Bilmem çağrışım yapıyor mu?

Paralel devlet
     ABD içindeki bu paralel yapının en yakın müttefiki elbette İsrail’deki aşırı sağcı Likud partisiydi. ABD politikalarını belirleyecek kadar etkin görevlerde bulunan birçok kişi ya doğrudan Likud ile ilişkili ya da ZOA, JİNSA gibi siyonist örgütlerdendiler. Bu arada yeri gelmişken, JİNSA’dan cesaret madalyası alan tek Müslüman’ın Tayyip Erdoğan olduğunu
belirtmeliyim. Ve Fethullah Gülen’in ABD’de oturma izni alması için ona kefil olan Abromowitz, Edelman, Fuller gibi isimlerin de bu Neo-con kliğinden olduklarını… Peki, bu paralel yapı halkı nasıl inandıracaktı? Savunma Bakanlığı içinde Wolfowitz tarafından kurulan Stratejil Etkileme Ofisi’nin görevini ABD’li ünlü gazeteci Seymour Hersh şöyle açıklyor: “Wolfowitz ve Rumsfeld’in hakikat kabul ettiği şeyler için kanıtlar bulmak…” Yine yeni kurulan Evrensel İletişim Ofisi isimli başka bir birim tarafından basına servis yapmak… Bunları, doğrudan kendilerine bağlı bir istihbarat örgütü kurulması takip etti. CIA’nın bile dışında ve raporları hiçbir denetime takılmadan Başkanlık masasına gidecek kadar
ayrıcalıklı, gizli bir örgüt… Elimde değil. Çağrışım yapıyor. Danıştay saldırısından hemen sonra Abdullah Gül’ün önüne konulan ve sonra düzmece olduğu ortaya çıkan şemalar… Abdullah Gül’ün verdiği “delillendirin” talimatları… Emniyet istihbarat içindeki, her sözü ayet kabul edilen cemaatçi örgütlenme… Uydurma suikast planlarına ayet muamelesi yapılarak kozmik odaların teşhir salonuna dönüştürülmesi…
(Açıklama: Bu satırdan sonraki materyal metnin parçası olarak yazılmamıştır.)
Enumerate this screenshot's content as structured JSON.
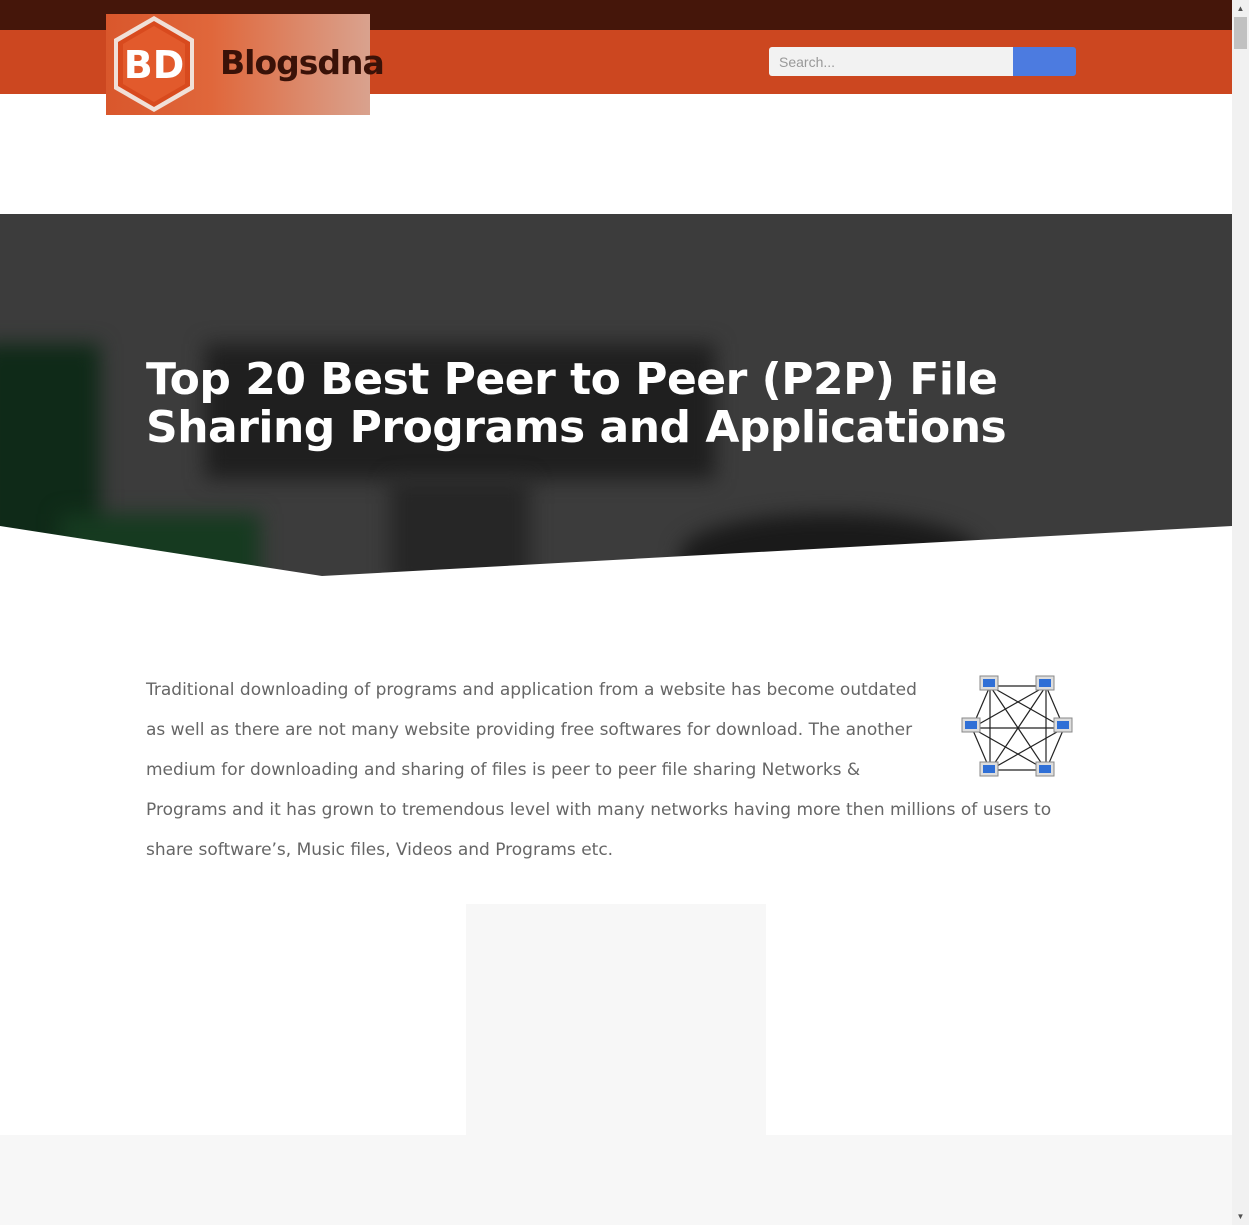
{
  "header": {
    "logo_text": "Blogsdna",
    "logo_mark": "BD",
    "search": {
      "placeholder": "Search..."
    }
  },
  "hero": {
    "title": "Top 20 Best Peer to Peer (P2P) File Sharing Programs and Applications"
  },
  "article": {
    "intro": "Traditional downloading of programs and application from a website has become outdated as well as there are not many website providing free softwares for download. The another medium for downloading and sharing of files is peer to peer file sharing Networks & Programs and it has grown to tremendous level with many networks having more then millions of users to share software’s, Music files, Videos and Programs etc.",
    "image_icon": "p2p-network-diagram"
  },
  "colors": {
    "topbar": "#45160a",
    "header": "#cc4720",
    "search_button": "#4c7be0",
    "hero_bg": "#3c3c3c"
  }
}
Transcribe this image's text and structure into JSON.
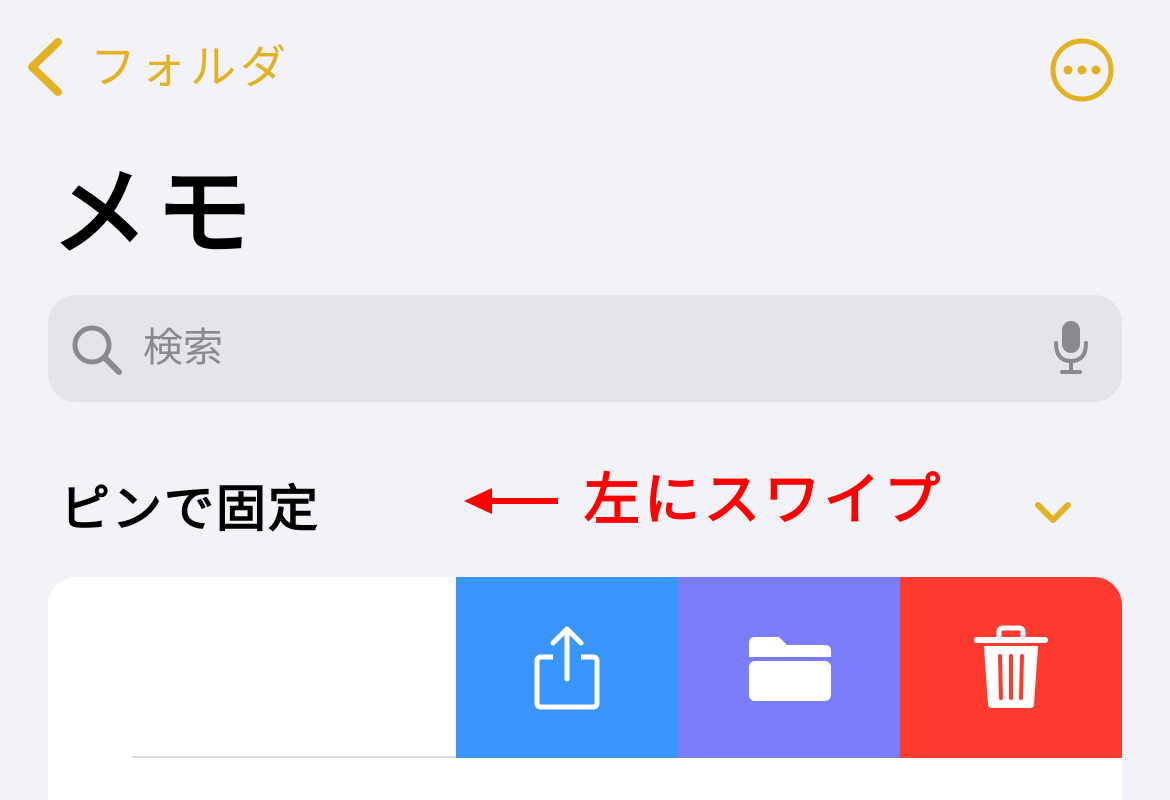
{
  "nav": {
    "back_label": "フォルダ",
    "accent_color": "#e1b221",
    "more_icon": "ellipsis-circle-icon"
  },
  "page": {
    "title": "メモ"
  },
  "search": {
    "placeholder": "検索",
    "value": "",
    "icon": "search-icon",
    "mic_icon": "microphone-icon"
  },
  "section": {
    "title": "ピンで固定",
    "collapse_icon": "chevron-down-icon"
  },
  "annotation": {
    "text": "左にスワイプ",
    "color": "#ff0000",
    "arrow_icon": "arrow-left-icon"
  },
  "note": {
    "title_peek": "",
    "swipe_actions": [
      {
        "name": "share",
        "icon": "share-icon",
        "color": "#3a95fc"
      },
      {
        "name": "move",
        "icon": "folder-icon",
        "color": "#7b7dfa"
      },
      {
        "name": "delete",
        "icon": "trash-icon",
        "color": "#ff3b30"
      }
    ]
  }
}
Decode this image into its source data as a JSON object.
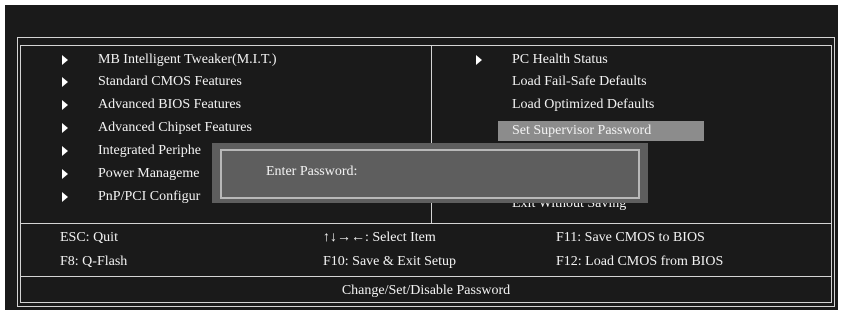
{
  "left_menu": [
    {
      "label": "MB Intelligent Tweaker(M.I.T.)"
    },
    {
      "label": "Standard CMOS Features"
    },
    {
      "label": "Advanced BIOS Features"
    },
    {
      "label": "Advanced Chipset Features"
    },
    {
      "label": "Integrated Periphe"
    },
    {
      "label": "Power Manageme"
    },
    {
      "label": "PnP/PCI Configur"
    }
  ],
  "right_menu": [
    {
      "label": "PC Health Status",
      "has_arrow": true
    },
    {
      "label": "Load Fail-Safe Defaults"
    },
    {
      "label": "Load Optimized Defaults"
    },
    {
      "label": "Set Supervisor Password",
      "selected": true
    },
    {
      "label": "Exit Without Saving"
    }
  ],
  "dialog": {
    "prompt": "Enter Password:",
    "value": ""
  },
  "help_keys": {
    "esc": "ESC: Quit",
    "nav": "↑↓→←: Select Item",
    "f11": "F11: Save CMOS to BIOS",
    "f8": "F8: Q-Flash",
    "f10": "F10: Save & Exit Setup",
    "f12": "F12: Load CMOS from BIOS"
  },
  "status_text": "Change/Set/Disable Password",
  "colors": {
    "background": "#1a1a1a",
    "highlight": "#8c8c8c",
    "dialog": "#5e5e5e",
    "text": "#f2f2f2"
  }
}
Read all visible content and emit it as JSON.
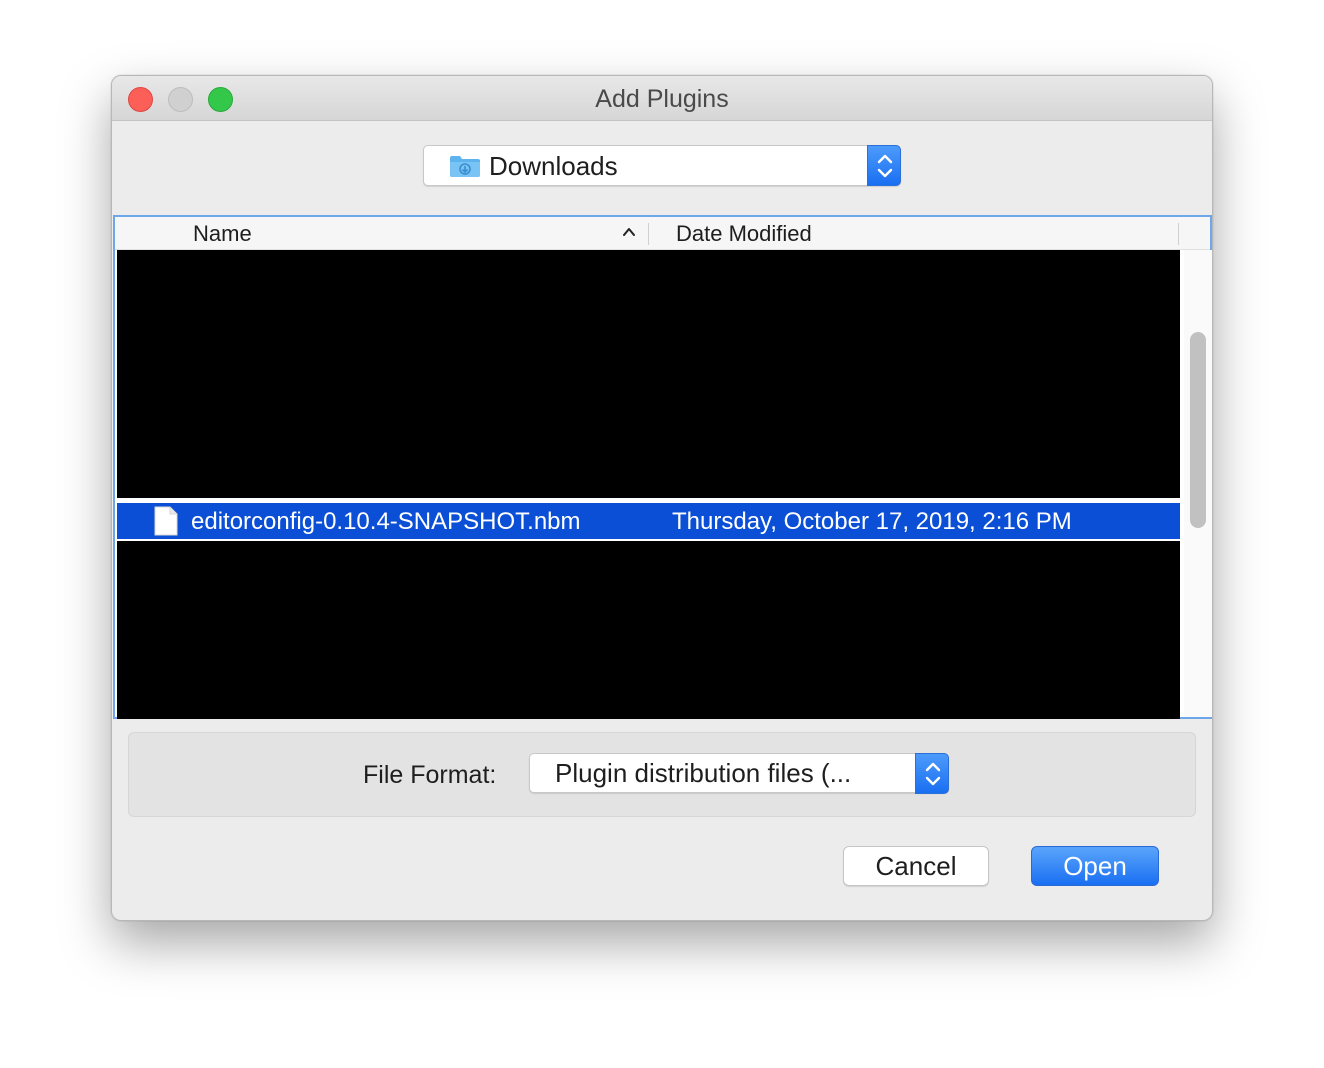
{
  "window": {
    "title": "Add Plugins"
  },
  "location": {
    "current_folder": "Downloads",
    "folder_icon": "downloads-folder-icon"
  },
  "file_list": {
    "columns": [
      "Name",
      "Date Modified"
    ],
    "sort_column": "Name",
    "sort_direction": "ascending",
    "selected_row": {
      "name": "editorconfig-0.10.4-SNAPSHOT.nbm",
      "date_modified": "Thursday, October 17, 2019, 2:16 PM",
      "icon": "document-icon"
    }
  },
  "file_format": {
    "label": "File Format:",
    "selected": "Plugin distribution files (..."
  },
  "buttons": {
    "cancel": "Cancel",
    "open": "Open"
  },
  "colors": {
    "accent": "#1a6ff2",
    "selection": "#0b4fd6",
    "close": "#fc5f57",
    "zoom": "#34c84a"
  }
}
     ABD’deki paralel yapı, Irak’ın nükleer silahları olduğunu kanıtlamak için belge imal
ediyordu. Roma’daki Nijer Büyükelçiliğinden çalınan bazı belgeler, üzerlerinde oynanarak Irak’ın uranyum alışverişinin kanıtlarına dönüştürülmüştü. Bu yalan Bush’a söyletilmiş ve kamuoyu tehdide böyle ikna edilmişti. Burada Elsasser’e Galeano’dan bir katkı eklemeliyim: Colin Powel, BM’de eline tutuşturulan şarbonu sallayıp Irak’ın yok edileceğini haber verirken, sonradan özür dileyeceği bu yalanları kullanmıştı. Yalan o kadar büyüktü ki, o gün, BM Genel Kurulu’nun duvarını süsleyen bir Picasso reprodüksiyonunun üzeri mavi renkli bir örtüyle kapatılmıştı. Kim bilir, belki de çağrışım yapmasından korkmuşlardı. Bu tablo, Nazilerin bombardımanıyla harabeye dönüştürülen ünlü Guernica’dan başkası
değildi.(Eduardo Galeano, Aynalar, s.301) Bu yalanlar sadece Irak için değil, İran’a
saldırı bahanesi yaratmak için de kullanılmıştı. Tıpkı Türk halkının Balyoz darbe planı adı verilen düzmece belgelerle ikna edilmesi gibi. Onlar da çalındıktan sonra üzerlerinde eklemeler yapılan belgelerdi. Yöntemler birbirinin aynısıydı. Türkiye’deki orduyu saf dışı bırakma planları, BOP’un bir parçasıydı. Bu belge sahteciliklerinin yetmediği yerde devreye kışkırtmalar giriyordu. Mesela İran sahil güvenlik botlarının telsizlerini taklit etmek ya da bir adım ileri giderek İran sahil güvenlik botları imal ederek bunlarla kendi kuvvetlerine saldırmak bile düşünülüyordu. Bunları okuyunca, bizim paralelcilerin kurduğu tertiplerde, “kendi uçağımızı düşürecektik” türünden akıl almaz iddialarının ilham kaynağı daha iyi anlaşılıyor.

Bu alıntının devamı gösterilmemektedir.